Buying real estate as an investment is vastly different to buying your own home. When it comes to buying property for rental purposes, it’s all about numbers, facts and projections – there should be no emotion involved.
If the numbers don’t work out (think rental income, future capital growth, and supply and demand), then you need to look elsewhere. This is an area where many investors go wrong, with costly ramifications.
Remember how I said that successful investors often walk off the well-worn path? They do so, but they don’t do it blindly. They have a map that keeps them on track, helps reduce the risk, and teaches them as they travel forward.
This is a starting point to show you what constitutes a good “map” for you to follow on your real estate investment path:
1. A solid education
Firstly, educate yourself and increase your knowledge bank, but be careful who you learn from. Read books and blogs, and talk to friends and colleagues who’ve successfully invested.
Start to fill your head with other people’s knowledge and gain some confidence in how property investment works.
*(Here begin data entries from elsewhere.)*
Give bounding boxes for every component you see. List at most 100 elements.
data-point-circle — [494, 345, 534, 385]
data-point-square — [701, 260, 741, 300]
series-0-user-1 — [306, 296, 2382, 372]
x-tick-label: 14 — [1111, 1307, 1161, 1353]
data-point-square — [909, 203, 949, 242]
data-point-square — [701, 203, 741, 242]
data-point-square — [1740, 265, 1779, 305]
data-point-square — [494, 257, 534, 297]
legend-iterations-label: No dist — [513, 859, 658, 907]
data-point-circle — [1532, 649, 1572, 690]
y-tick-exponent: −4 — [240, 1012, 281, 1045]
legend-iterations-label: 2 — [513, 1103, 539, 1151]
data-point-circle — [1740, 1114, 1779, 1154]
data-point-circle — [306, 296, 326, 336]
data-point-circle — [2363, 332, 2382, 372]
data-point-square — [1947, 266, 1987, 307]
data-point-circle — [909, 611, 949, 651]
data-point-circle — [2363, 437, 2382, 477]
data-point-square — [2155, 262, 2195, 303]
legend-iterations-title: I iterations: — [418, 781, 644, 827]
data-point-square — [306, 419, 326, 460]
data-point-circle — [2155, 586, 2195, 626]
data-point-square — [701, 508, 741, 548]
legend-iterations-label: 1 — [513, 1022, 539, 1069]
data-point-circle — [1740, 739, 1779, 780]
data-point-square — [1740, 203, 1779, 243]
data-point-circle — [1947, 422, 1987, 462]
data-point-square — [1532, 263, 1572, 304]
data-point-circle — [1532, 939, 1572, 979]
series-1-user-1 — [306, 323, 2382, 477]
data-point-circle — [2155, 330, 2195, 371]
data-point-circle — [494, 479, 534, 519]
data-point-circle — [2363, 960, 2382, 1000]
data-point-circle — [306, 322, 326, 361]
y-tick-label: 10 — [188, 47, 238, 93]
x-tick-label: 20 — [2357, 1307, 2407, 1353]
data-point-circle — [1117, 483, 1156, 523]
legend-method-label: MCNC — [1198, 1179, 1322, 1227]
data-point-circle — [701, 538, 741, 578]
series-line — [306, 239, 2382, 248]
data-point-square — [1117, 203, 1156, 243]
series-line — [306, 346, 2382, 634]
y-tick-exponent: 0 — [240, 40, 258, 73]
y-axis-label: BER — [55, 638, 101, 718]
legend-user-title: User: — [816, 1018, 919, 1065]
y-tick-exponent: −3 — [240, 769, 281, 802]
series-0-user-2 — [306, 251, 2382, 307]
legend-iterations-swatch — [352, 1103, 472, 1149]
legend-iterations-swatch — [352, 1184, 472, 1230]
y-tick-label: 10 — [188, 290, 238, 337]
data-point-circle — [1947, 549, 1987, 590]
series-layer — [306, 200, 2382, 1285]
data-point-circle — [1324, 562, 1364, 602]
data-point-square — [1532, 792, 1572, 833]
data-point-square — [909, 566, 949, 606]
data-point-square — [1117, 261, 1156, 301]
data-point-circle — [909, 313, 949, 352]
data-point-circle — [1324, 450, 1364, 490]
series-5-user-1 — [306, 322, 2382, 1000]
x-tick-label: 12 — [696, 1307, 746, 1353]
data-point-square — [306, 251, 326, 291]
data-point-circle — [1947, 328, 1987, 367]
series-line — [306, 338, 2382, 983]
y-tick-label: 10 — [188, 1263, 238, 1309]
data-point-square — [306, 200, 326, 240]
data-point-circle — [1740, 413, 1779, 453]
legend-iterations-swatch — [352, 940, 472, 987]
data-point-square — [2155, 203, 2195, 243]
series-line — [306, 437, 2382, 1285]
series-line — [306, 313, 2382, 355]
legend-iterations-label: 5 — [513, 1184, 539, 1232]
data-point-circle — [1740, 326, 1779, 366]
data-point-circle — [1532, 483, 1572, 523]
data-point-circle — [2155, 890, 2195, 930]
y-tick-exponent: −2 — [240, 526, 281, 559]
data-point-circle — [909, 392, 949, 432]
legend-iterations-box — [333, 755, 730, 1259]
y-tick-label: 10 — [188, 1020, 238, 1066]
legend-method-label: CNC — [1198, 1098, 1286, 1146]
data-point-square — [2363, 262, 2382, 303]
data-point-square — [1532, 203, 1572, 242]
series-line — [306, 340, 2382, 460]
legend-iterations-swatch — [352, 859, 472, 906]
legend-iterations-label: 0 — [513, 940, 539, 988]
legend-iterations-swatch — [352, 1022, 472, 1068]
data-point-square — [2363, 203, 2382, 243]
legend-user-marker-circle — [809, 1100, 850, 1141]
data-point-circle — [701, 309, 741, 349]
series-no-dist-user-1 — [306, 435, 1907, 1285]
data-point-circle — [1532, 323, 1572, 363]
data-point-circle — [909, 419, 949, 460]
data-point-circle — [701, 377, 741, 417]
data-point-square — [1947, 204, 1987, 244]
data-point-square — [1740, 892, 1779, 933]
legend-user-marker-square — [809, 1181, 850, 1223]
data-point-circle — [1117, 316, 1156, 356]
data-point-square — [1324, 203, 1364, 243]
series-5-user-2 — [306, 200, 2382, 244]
You’ll find it’s not as scary as it might seem at first.
2. An A-Team of advisors
Educating yourself is important, but surrounding yourself with those who specialise in certain fields is just as crucial. The smartest investors find people who know more than them, so they can leverage their expertise.

Your team may consist of a knowledgeable finance broker, a property strategist or buyers’ agent, and a tax and structuring advisor.
It’s pivotal to your success that you are receiving quality and trustworthy information from independent people who really know their stuff.
3. Get a mentor
Mentors are invaluable.
They are people who’ve already walked the path ahead of you and can help you make sensible decisions and avoid costly mistakes. Usually, they’ve learnt those mistakes the hard way and are wiser for it. Their success and encouragement will spur you on to stick to your investment plan and continue to build your portfolio.
4. Fear should be your motivator, not your obstacle
Many investors are wary about taking action as they’re fearful they’ll make a wrong decision – but shouldn’t you be more afraid of retiring without enough money to live on?
Be afraid of working until you’re 70! For many Australians, their harsh reality is that they’ll be working well into their 70s simply to survive. To me, that indicates that it’s time for the old way of thinking to be refreshed, to ensure fear doesn’t stop would-be investors from walking a successful path to a financially secure future.